Pet Care. Pet Training. Pet Stories.


Common Illness in Puppies: Giardiasis and Coccidiosis

05/13/2018 by Colleen Williams
May 13th, 2018 by Colleen Williams
        

Reviewed for accuracy on July 30, 2020 by Sarah Wallace, DVM

Puppies are very susceptible to contracting diseases that older dogs’ immune systems can fight off. Giardiasis and coccidiosis are both parasitic infections that are common among young dogs.

Causes

The most common way giardiasis is passed onto new hosts is via contaminated water, such as drinking from a puddle or shared water bowl at the dog park. Giardiasis and coccidiosis can also be transmitted via ingesting feces or soil infected with the parasites.  Up to half of young puppies will contract giardiasis in their life; the condition is easily treatable.

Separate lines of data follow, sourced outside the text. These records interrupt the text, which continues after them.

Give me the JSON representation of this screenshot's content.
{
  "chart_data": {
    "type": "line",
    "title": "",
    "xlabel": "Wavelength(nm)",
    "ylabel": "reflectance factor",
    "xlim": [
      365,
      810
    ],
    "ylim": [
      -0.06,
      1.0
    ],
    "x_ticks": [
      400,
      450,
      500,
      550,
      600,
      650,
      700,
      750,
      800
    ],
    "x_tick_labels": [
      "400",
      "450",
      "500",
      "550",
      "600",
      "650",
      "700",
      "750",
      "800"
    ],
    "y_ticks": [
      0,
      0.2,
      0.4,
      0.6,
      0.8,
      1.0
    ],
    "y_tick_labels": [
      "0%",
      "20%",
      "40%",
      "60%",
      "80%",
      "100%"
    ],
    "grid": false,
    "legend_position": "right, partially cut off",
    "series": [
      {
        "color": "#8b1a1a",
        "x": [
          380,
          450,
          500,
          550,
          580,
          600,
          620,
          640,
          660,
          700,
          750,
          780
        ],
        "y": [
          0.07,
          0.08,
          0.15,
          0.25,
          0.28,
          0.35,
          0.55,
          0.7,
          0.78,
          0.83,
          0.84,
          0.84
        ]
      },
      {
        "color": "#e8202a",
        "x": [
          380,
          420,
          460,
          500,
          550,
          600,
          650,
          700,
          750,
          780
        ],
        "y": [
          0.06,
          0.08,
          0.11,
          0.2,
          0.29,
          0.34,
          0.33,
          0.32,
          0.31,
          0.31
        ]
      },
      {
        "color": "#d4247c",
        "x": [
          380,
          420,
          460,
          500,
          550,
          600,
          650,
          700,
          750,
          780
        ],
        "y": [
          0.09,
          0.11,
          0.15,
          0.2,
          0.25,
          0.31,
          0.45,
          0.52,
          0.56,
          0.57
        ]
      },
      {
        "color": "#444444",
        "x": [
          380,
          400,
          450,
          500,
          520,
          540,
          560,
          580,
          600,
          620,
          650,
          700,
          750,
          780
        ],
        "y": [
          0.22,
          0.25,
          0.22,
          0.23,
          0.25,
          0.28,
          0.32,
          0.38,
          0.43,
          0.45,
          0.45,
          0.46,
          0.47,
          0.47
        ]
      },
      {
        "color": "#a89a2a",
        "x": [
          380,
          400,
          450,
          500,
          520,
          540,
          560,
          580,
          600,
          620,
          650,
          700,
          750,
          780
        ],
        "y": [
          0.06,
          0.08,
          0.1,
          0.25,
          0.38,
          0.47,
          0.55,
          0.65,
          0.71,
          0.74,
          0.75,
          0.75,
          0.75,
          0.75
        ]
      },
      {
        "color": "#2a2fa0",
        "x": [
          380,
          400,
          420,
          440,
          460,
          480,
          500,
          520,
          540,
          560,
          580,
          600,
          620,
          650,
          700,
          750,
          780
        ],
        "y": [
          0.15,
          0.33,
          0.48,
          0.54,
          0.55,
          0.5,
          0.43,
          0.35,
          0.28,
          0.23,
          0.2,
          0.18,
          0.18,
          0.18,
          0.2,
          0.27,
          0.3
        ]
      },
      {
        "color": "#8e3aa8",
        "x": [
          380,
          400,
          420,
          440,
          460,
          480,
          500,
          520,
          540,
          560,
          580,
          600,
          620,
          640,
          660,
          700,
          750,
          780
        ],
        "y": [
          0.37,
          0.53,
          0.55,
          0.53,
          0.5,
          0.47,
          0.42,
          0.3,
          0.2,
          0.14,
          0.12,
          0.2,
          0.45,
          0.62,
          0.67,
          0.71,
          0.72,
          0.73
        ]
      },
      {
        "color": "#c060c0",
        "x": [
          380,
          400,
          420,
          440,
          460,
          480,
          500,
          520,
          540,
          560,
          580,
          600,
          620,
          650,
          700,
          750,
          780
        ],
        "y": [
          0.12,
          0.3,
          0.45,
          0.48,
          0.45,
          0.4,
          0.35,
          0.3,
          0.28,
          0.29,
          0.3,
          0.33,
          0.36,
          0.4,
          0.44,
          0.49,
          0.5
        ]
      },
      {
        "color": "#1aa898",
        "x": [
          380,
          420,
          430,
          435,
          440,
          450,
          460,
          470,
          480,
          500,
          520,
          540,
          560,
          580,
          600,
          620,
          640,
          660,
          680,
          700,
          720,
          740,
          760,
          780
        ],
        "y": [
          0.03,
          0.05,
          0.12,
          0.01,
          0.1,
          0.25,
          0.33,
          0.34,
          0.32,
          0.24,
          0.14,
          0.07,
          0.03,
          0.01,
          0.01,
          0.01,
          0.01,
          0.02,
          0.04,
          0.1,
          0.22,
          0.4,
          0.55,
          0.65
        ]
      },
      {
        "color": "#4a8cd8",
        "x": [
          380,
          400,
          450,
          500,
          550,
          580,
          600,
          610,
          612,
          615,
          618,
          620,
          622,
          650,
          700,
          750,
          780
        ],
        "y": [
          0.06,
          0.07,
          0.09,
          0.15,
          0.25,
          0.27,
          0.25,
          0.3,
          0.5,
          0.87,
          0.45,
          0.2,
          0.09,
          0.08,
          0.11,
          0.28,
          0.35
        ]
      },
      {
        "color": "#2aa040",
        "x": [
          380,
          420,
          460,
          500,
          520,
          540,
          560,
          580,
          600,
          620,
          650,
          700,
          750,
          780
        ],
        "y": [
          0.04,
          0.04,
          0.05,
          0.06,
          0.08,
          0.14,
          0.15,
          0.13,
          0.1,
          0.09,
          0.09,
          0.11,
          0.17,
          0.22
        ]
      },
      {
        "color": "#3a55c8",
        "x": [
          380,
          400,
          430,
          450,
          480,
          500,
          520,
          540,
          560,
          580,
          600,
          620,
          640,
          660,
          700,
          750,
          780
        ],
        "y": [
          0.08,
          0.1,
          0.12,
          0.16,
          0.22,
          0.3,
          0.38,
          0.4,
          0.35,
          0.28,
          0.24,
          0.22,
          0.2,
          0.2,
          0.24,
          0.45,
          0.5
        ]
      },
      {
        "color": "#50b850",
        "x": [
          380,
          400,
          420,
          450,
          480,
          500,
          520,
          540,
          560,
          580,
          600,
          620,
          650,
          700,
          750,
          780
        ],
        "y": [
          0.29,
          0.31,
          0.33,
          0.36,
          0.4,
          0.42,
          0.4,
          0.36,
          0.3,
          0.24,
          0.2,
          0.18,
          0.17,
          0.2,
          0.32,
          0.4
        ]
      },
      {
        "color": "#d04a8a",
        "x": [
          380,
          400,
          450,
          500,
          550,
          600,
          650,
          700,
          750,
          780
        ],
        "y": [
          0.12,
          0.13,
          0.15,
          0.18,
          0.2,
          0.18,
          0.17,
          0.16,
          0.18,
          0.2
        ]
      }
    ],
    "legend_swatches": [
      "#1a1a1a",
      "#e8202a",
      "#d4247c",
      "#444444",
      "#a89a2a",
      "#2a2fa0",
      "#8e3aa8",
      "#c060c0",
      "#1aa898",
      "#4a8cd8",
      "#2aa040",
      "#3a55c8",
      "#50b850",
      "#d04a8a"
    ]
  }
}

Symptoms of Giardia and Coccidia

The main symptom of coccidiosis is watery or soft and pungent diarrhea, but many dogs may never develop diarrhea as a symptom of infection. Giardia symptoms include fatty stool or diarrhea, which may contain blood or mucus, as well as gas, vomiting, and weight loss. Diarrhea is a serious health issue and can also be indicative of many other illnesses; make an appointment with your veterinarian if you notice any sudden changes in your pet’s stool.

Diagnosis and Treatment

Your veterinarian will require a stool sample to test for any parasites. Examining the stool under a microscope may allow the veterinarian to easily see any organisms present, but sometimes they are elusive and additional fecal testing may be required.

If diagnosed with giardia, a prescription medication to kill the parasites will be prescribed.  Rehydrating your dog is essential, as diarrhea is extremely dehydrating. Additional fecal examinations will be performed in a few weeks to test the medications are working and look for any organisms still present. Additional rounds of treatment may be needed.

Prevention

This condition is spread through infected feces; keeping your yard clean can greatly reduce your pet’s chances of contracting the disease. Giardiasis is also common in kennels. Until your dog is around a year old, refrain from boarding him – if you have to leave them at home, consider having a friend or family member babysit. The crowded conditions in kennels are conducive to the rapid spread of contagious diseases.

These intestinal parasites can present a significant challenge for a puppy’s underdeveloped immune system. If your puppy shows any of the above symptoms, seek immediate veterinary attention; giardiasis and coccidiosis can be fatal if left untreated.